Trudno mi wybrać jedną książkę, ale Kamienny Anioł był książką którą zaczęłam i skończyłam od razu na początku. Zabrzmi to głupio ale od pierwszych stron historia nie powalała, była według mnie taka sobie, nie pociągała w ogóle. A potem wspomnienia głównej bohaterki były tak dziwne wplecione w teraźniejszość, kompletnie nie potrafiłam się połapać czy to wspomnienie czy nie. Ogólnie nie chce sięgnąć też do książek Kinga, jakoś tak nic do nich mnie nie ciagnie, mimo że każdy za chwlaa.
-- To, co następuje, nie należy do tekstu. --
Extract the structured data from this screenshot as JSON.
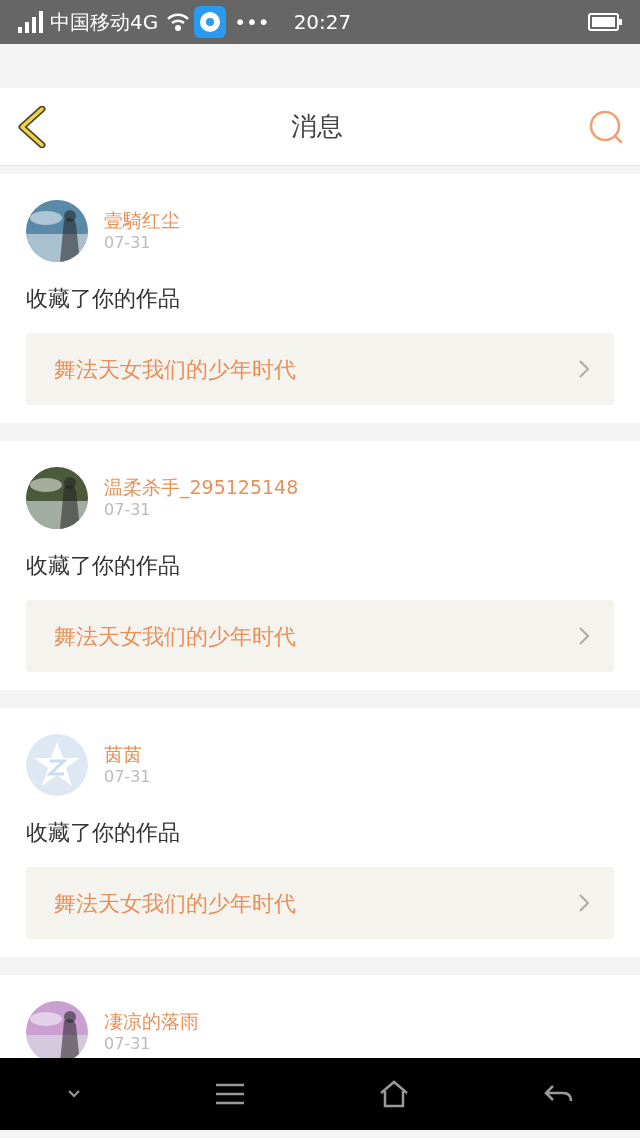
{
  "status_bar": {
    "carrier": "中国移动4G",
    "more": "•••",
    "time": "20:27"
  },
  "header": {
    "title": "消息"
  },
  "messages": [
    {
      "user": "壹騎红尘",
      "date": "07-31",
      "action": "收藏了你的作品",
      "work": "舞法天女我们的少年时代"
    },
    {
      "user": "温柔杀手_295125148",
      "date": "07-31",
      "action": "收藏了你的作品",
      "work": "舞法天女我们的少年时代"
    },
    {
      "user": "茵茵",
      "date": "07-31",
      "action": "收藏了你的作品",
      "work": "舞法天女我们的少年时代",
      "avatar": {
        "kind": "default"
      }
    },
    {
      "user": "凄凉的落雨",
      "date": "07-31"
    }
  ]
}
Jeśli chodzi o Pana Lodowego Ogrodu, to polecam jednak sięgnąć po trzeci tom, jest dużo krótszy od drugiego ale ma zdecydowanie więcej akcji, zaczyna się też tam wyjaśniać cała masa spraw (np. tytuł). Wydaje mi się, że tam właśnie zaczęła się równia pochyła w kierunku akcji i tych przystanków będzie trochę mniej. Przynajmniej mam taką nadzieję, bo czwarty tom jeszcze przede mną, a jest on największy ze wszystkich 😶😅
Jeśli chodzi o Kinga bardzo mi się podobały: "Zielona mila", "Wielki marsz", "Misery". Dobry był "Pan Mercedes". Jeśli jesteś zrażona do Kinga to nie polecała bym "Miasteczka Salem". Próbowałam, nie wiem czy ją kiedyś dokończę. Poległam na tym i że swojej strony nie polecam.
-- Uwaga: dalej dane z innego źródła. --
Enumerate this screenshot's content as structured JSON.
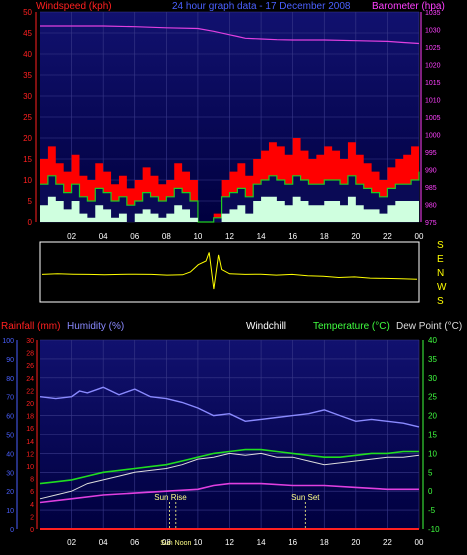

Jakoś osobiście nie ciągnie mnie do książek Sary J. Maas i do twórczości Zafona. Chociaż ostatnimi czasy staram się wychodzić ze swojej czytelniczej strefy komfortu więc Zafona być może kiedyś jeszcze wezmę pod uwagę :). "To" zapewne też nie przeczytam i nawet nie ze względu na styl Kinga, którego raczej lubię (poza "Mroczną wieżą"), ale tak serdecznie nienawidzę clownów, że było by to dla mnie nie do przejścia ;).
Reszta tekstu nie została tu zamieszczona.